At three-months-old, Marianne is already becoming garrulous. For weeks, she’s been getting well-versed in the art of baby babbling (which is a bit early– most babies start at about four months). Crying, of course, remains her primary mode of expression, but over the past few weeks she’s been throwing a lot more “woooaaaaaa”-s and “haiiiiiii”-s into the mix. Watching and listening to her try to verbally communicate with us is as fascinating as it is cute; and as our baby becomes progressively more alert, I like to envision how quickly her brain, with its infinitesimal network of neurons and synapses, is developing.
Even more interesting is the notion that many of the sounds she’s been making since birth can be decoded into actual meanings, according to Dunstan Baby Language. . Wikipedia describes Dunstan Baby Language as a “claim” that babies across cultures can express themselves through a series of similar sounds: “neh” for “I’m hungry,” “ow” for “I’m sleepy,” “heh” for “I’m uncomfortable,” “eairh” for “my tummy is bloated,” and “eh” for “burp me!”
This language theory is not without its criticisms – primarily that it cannot be qualified as a scientific theory due to a lack of quantifiable methodology and empirical research, not to mention the very commercial nature of its online presence. But interacting with Marianne has me quite convinced that there is at least a kernel of truth to the idea.
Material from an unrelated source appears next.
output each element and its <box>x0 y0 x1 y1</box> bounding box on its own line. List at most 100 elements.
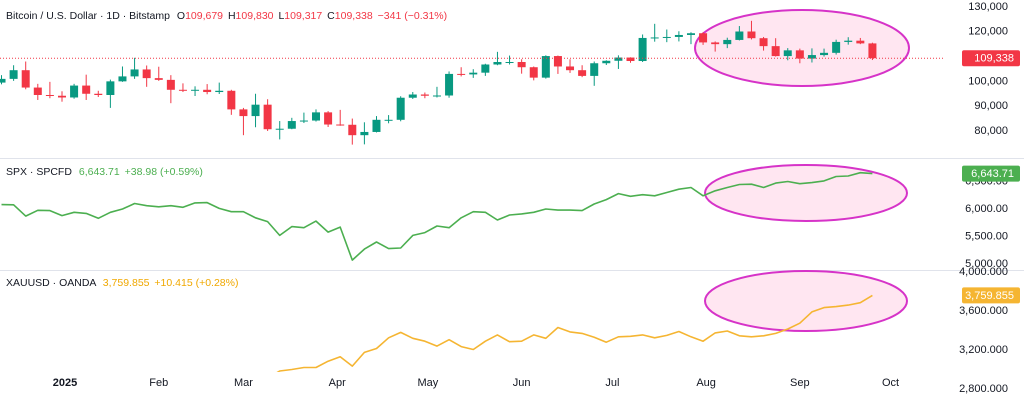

Since day one she has indeed made those five sounds on a frequent basis (at first, pretty much exclusively), and two of the sounds in particular (“heh” – for “I’m uncomfortable,” and “eaaaaaaairhhhhhh!” – “my tummy is bloated”) are usually quite pronounced and clearly correspond to their prescribed meanings (the former she usually makes if we hold her aloft for too long periods of time – she’ll typically pant out a string of “heh-heh-heh”-s when her neck gets tired – and the latter she wails out when she’s having a bout of colic at nights).
I can also understand why the scientific community seems to balk at the idea given the lack of hard data to back up Dunstan’s claims, but it makes sense to me that human babies, like all infant animals, use similar audio cues to signal basic needs to their parents. In any case, judging from the spring-to-action-by-jumping-out-of-bed response my wife makes when she hears Marianne’s cries in the middle of the night, they work.